The Interpreter: Describe “economic statecraft.”

What is “economic statecraft”?

Economic statecraft refers to a state’s use of economic policy instruments to achieve foreign policy objectives.

Australia uses various tools of economic statecraft – including development assistance, loans, work visas, investment incentives and travel restrictions – as foreign policy levers to achieve its aims.

Another term that is frequently used interchangeably with economic statecraft is geoeconomics. Geoeconomics focuses on the broad strategic interplay between economics and geopolitics, encompassing a wide range of economic policies and global power dynamics.

What does economic statecraft include?

A useful way to think about economic statecraft is in terms of carrots and sticks or, more formally, incentives or inducements versus coercion or sanctions.

Carrots – incentives – refer to policy measures that create or expand the flow of resources between countries, whether it be goods, services, people, money, information or ideas.

An example is the Pacific Australia Labour Mobility (PALM) Scheme, which connects Australia with the Pacific region through people-to-people links as well as economic ties. The economic benefits of the scheme flow both ways: Pacific Island economies benefit from remittances sent home by workers, and Australia benefits from a labour force in industries where it has been difficult to attract workers.

There is no strict delineation between carrots and sticks, and what may start as a carrot can end up a stick.

Sticks, by contrast, are actions that seek to halt or restrict these flows. Sticks aim to have a punitive effect on another country or countries. Another way to describe this is economic coercion – or coercive economic statecraft – where an imposing country or countries implement measures against a target country or countries that are intended recipients of coercive economic statecraft.

Some sticks may be transparent, such as multilaterally agreed sanctions in response to specific actions. In other cases, such as with China’s imposition of measures on Australia from 2020, they may be masked as standard and reasonable regulatory behaviour and may never be acknowledged as sanctions. To distinguish, the latter behaviour is best referred to as “trade restrictions”.

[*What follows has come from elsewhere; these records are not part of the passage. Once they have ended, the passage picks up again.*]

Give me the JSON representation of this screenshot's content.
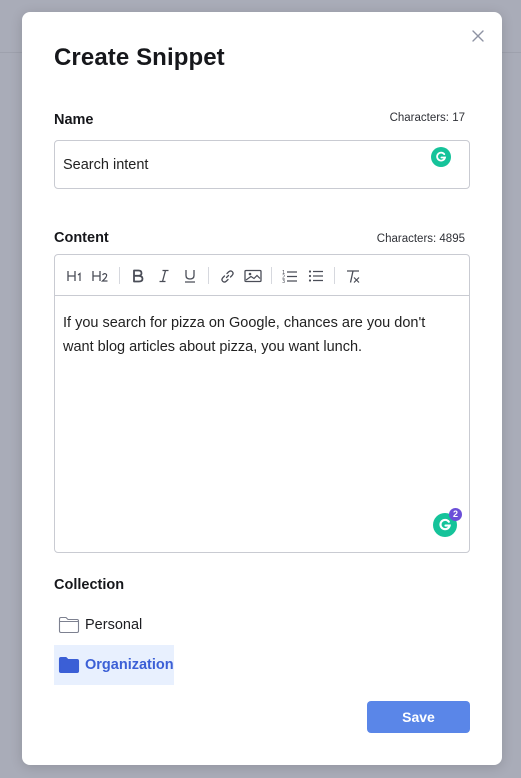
{
  "dialog": {
    "title": "Create Snippet"
  },
  "name_field": {
    "label": "Name",
    "char_count": "Characters: 17",
    "value": "Search intent"
  },
  "content_field": {
    "label": "Content",
    "char_count": "Characters: 4895",
    "text": "If you search for pizza on Google, chances are you don't want blog articles about pizza, you want lunch.",
    "grammarly_alerts": "2",
    "toolbar": [
      "heading-1",
      "heading-2",
      "bold",
      "italic",
      "underline",
      "link",
      "image",
      "ordered-list",
      "bullet-list",
      "clear-format"
    ]
  },
  "collection": {
    "label": "Collection",
    "items": [
      {
        "label": "Personal",
        "selected": false
      },
      {
        "label": "Organization",
        "selected": true
      }
    ]
  },
  "actions": {
    "save_label": "Save"
  },
  "colors": {
    "accent": "#5a86e8",
    "selected_text": "#3b5fd6",
    "selected_bg": "#e8f0fe",
    "grammarly": "#15c39a",
    "badge": "#6b4fd8"
  }
}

There is no strict delineation between carrots and sticks, and what may start as a carrot can end up a stick. For example, China’s Belt and Road Initiative has been characterised as both a carrot and a stick, while the United States’ Inflation Reduction Act can be seen as a stick for China and a carrot for others.

Why is this a focus now?

Policy discussions are now often framed in terms of economic security as an essential part of a state’s national security.

The current conception of economic statecraft challenges two traditional separations – between economics and security, and between domestic and international. Perceptions that economic statecraft need be confined to external acts have changed as countries implement domestic policies to strengthen specific industries for geostrategic purposes.

For example, the Future Made in Australia plan is designed to compete with industry incentives offered by other countries and nurture the development of new industries stemming from the sustainable energy transition. It not only seeks to promote the transition to a green energy future but also aims to address security concerns that have emerged as a result of global economic integration. It has arguably brought Australia into a new era of economic statecraft, seeking to best place Australia within the changing and churning global economy.

In this new global paradigm, Australia must treat its deployment of and response to economic statecraft with a sense of urgency. This includes devising structured policy responses to acts of negative economic statecraft and forging a coherent vision when it comes to the practice of positive economic statecraft. These responses must form part of a broader integrated foreign policy architecture. This includes maintaining close relationships with regional partners through acts of positive economic statecraft – especially development assistance – and through assisting partners that are susceptible to acts of economic coercion.